The mVideoSource buffer is the one that receives the data from the camera and processed, while the mBackBuffer is the one that painted into the display surface.
In the onPreviewFrame event incoming from the Camera we process the incoming image. This byte buffer is fed into the JNI processing class which can be found in the processor.cpp file under the jni folder.
The runfilter method in our native code is fed with the camera output buffer. The pointer to that memory is passed to the helper method and loaded into the GPU's memory with:
cl::Buffer bufferIn = cl::Buffer(gContext, CL_MEM_READ_WRITE | CL_MEM_COPY_HOST_PTR,
isize*sizeof(cl_uchar), in, NULL);
So far the image is stored in the bufferIn buffer. This in turn will be passed to the kernels which were previously compiled on the intializatin of the LiveFeatureActivity. When the GPU kernels were compiled this were stored in the global memory as gNV21Kernel, gLaplacianK and gGaussianK.
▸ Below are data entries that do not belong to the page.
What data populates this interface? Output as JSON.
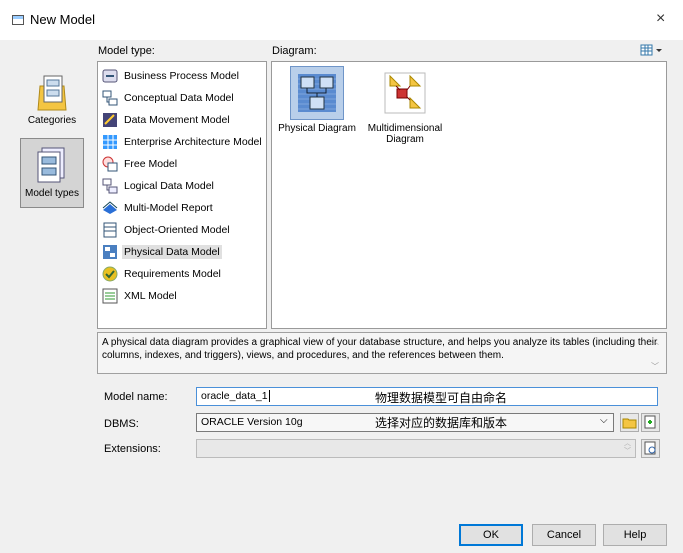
{
  "window": {
    "title": "New Model",
    "close_glyph": "×"
  },
  "sidebar": {
    "items": [
      {
        "label": "Categories",
        "icon": "categories-icon",
        "selected": false
      },
      {
        "label": "Model types",
        "icon": "model-types-icon",
        "selected": true
      }
    ]
  },
  "model_type": {
    "label": "Model type:",
    "items": [
      {
        "label": "Business Process Model",
        "icon": "business-process-icon"
      },
      {
        "label": "Conceptual Data Model",
        "icon": "conceptual-data-icon"
      },
      {
        "label": "Data Movement Model",
        "icon": "data-movement-icon"
      },
      {
        "label": "Enterprise Architecture Model",
        "icon": "enterprise-architecture-icon"
      },
      {
        "label": "Free Model",
        "icon": "free-model-icon"
      },
      {
        "label": "Logical Data Model",
        "icon": "logical-data-icon"
      },
      {
        "label": "Multi-Model Report",
        "icon": "multi-model-report-icon"
      },
      {
        "label": "Object-Oriented Model",
        "icon": "object-oriented-icon"
      },
      {
        "label": "Physical Data Model",
        "icon": "physical-data-icon",
        "selected": true
      },
      {
        "label": "Requirements Model",
        "icon": "requirements-icon"
      },
      {
        "label": "XML Model",
        "icon": "xml-model-icon"
      }
    ]
  },
  "diagram": {
    "label": "Diagram:",
    "view_icon": "view-options-icon",
    "items": [
      {
        "label": "Physical Diagram",
        "selected": true
      },
      {
        "label": "Multidimensional Diagram"
      }
    ]
  },
  "description": "A physical data diagram provides a graphical view of your database structure, and helps you analyze its tables (including their columns, indexes, and triggers), views, and procedures, and the references between them.",
  "form": {
    "model_name_label": "Model name:",
    "model_name_value": "oracle_data_1",
    "model_name_note": "物理数据模型可自由命名",
    "dbms_label": "DBMS:",
    "dbms_value": "ORACLE Version 10g",
    "dbms_note": "选择对应的数据库和版本",
    "extensions_label": "Extensions:",
    "extensions_value": ""
  },
  "buttons": {
    "ok": "OK",
    "cancel": "Cancel",
    "help": "Help"
  }
}
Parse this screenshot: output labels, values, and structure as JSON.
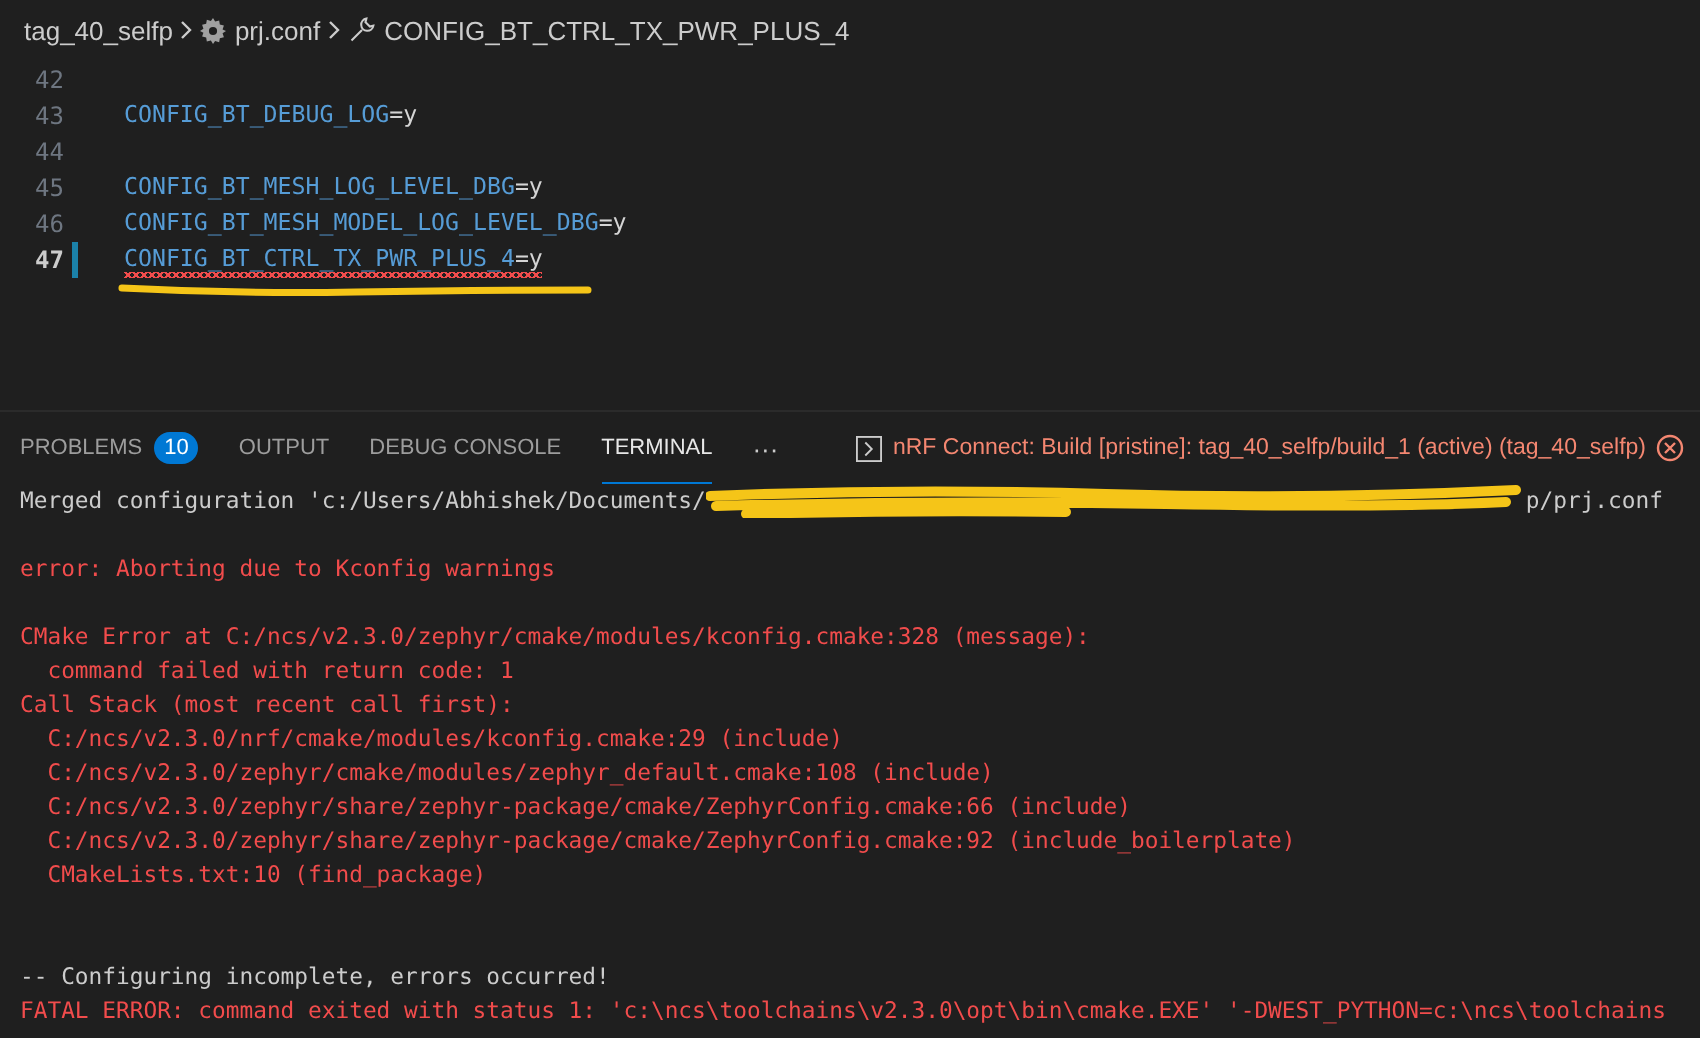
{
  "breadcrumb": {
    "folder": "tag_40_selfp",
    "file": "prj.conf",
    "symbol": "CONFIG_BT_CTRL_TX_PWR_PLUS_4"
  },
  "editor": {
    "lines": [
      {
        "number": "42",
        "current": false
      },
      {
        "number": "43",
        "key": "CONFIG_BT_DEBUG_LOG",
        "value": "=y",
        "current": false,
        "squiggle": false
      },
      {
        "number": "44",
        "current": false
      },
      {
        "number": "45",
        "key": "CONFIG_BT_MESH_LOG_LEVEL_DBG",
        "value": "=y",
        "current": false,
        "squiggle": false
      },
      {
        "number": "46",
        "key": "CONFIG_BT_MESH_MODEL_LOG_LEVEL_DBG",
        "value": "=y",
        "current": false,
        "squiggle": false
      },
      {
        "number": "47",
        "key": "CONFIG_BT_CTRL_TX_PWR_PLUS_4",
        "value": "=y",
        "current": true,
        "squiggle": true
      }
    ]
  },
  "panel": {
    "tabs": [
      {
        "label": "PROBLEMS",
        "badge": "10",
        "selected": false
      },
      {
        "label": "OUTPUT",
        "selected": false
      },
      {
        "label": "DEBUG CONSOLE",
        "selected": false
      },
      {
        "label": "TERMINAL",
        "selected": true
      }
    ],
    "more": "···",
    "terminal_title": "nRF Connect: Build [pristine]: tag_40_selfp/build_1 (active) (tag_40_selfp)",
    "blocks": [
      [
        {
          "kind": "redacted",
          "text": "Merged configuration 'c:/Users/Abhishek/Documents/",
          "tail": "p/prj.conf"
        }
      ],
      [
        {
          "kind": "error",
          "text": "error: Aborting due to Kconfig warnings"
        }
      ],
      [
        {
          "kind": "error",
          "text": "CMake Error at C:/ncs/v2.3.0/zephyr/cmake/modules/kconfig.cmake:328 (message):"
        },
        {
          "kind": "error",
          "text": "  command failed with return code: 1"
        },
        {
          "kind": "error",
          "text": "Call Stack (most recent call first):"
        },
        {
          "kind": "error",
          "text": "  C:/ncs/v2.3.0/nrf/cmake/modules/kconfig.cmake:29 (include)"
        },
        {
          "kind": "error",
          "text": "  C:/ncs/v2.3.0/zephyr/cmake/modules/zephyr_default.cmake:108 (include)"
        },
        {
          "kind": "error",
          "text": "  C:/ncs/v2.3.0/zephyr/share/zephyr-package/cmake/ZephyrConfig.cmake:66 (include)"
        },
        {
          "kind": "error",
          "text": "  C:/ncs/v2.3.0/zephyr/share/zephyr-package/cmake/ZephyrConfig.cmake:92 (include_boilerplate)"
        },
        {
          "kind": "error",
          "text": "  CMakeLists.txt:10 (find_package)"
        }
      ],
      [
        {
          "kind": "normal",
          "text": "-- Configuring incomplete, errors occurred!"
        },
        {
          "kind": "error",
          "text": "FATAL ERROR: command exited with status 1: 'c:\\ncs\\toolchains\\v2.3.0\\opt\\bin\\cmake.EXE' '-DWEST_PYTHON=c:\\ncs\\toolchains"
        }
      ]
    ]
  }
}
The kernel methods are declared in the kernels.cl file which can be located under the directory assets. It is important to remember, that this code is compiled in run-time, which in turn is loaded in the GPU to be used later on.
Up to this point we have achieved a template project to develop on Android with OpenCL exploiting the GPU device. However, there is still work ahead to be completed, such as:
- Implement the Pyramid of Gaussians from the incoming images.
- Implement a scaling algorithm in the OpenCL kernels.
- Implement the Pyramid of Laplacians.
- Calculate the Points of Interest according to Lowe.
- Implement the Optical Flow and/or Dense Trajectories from two different frames.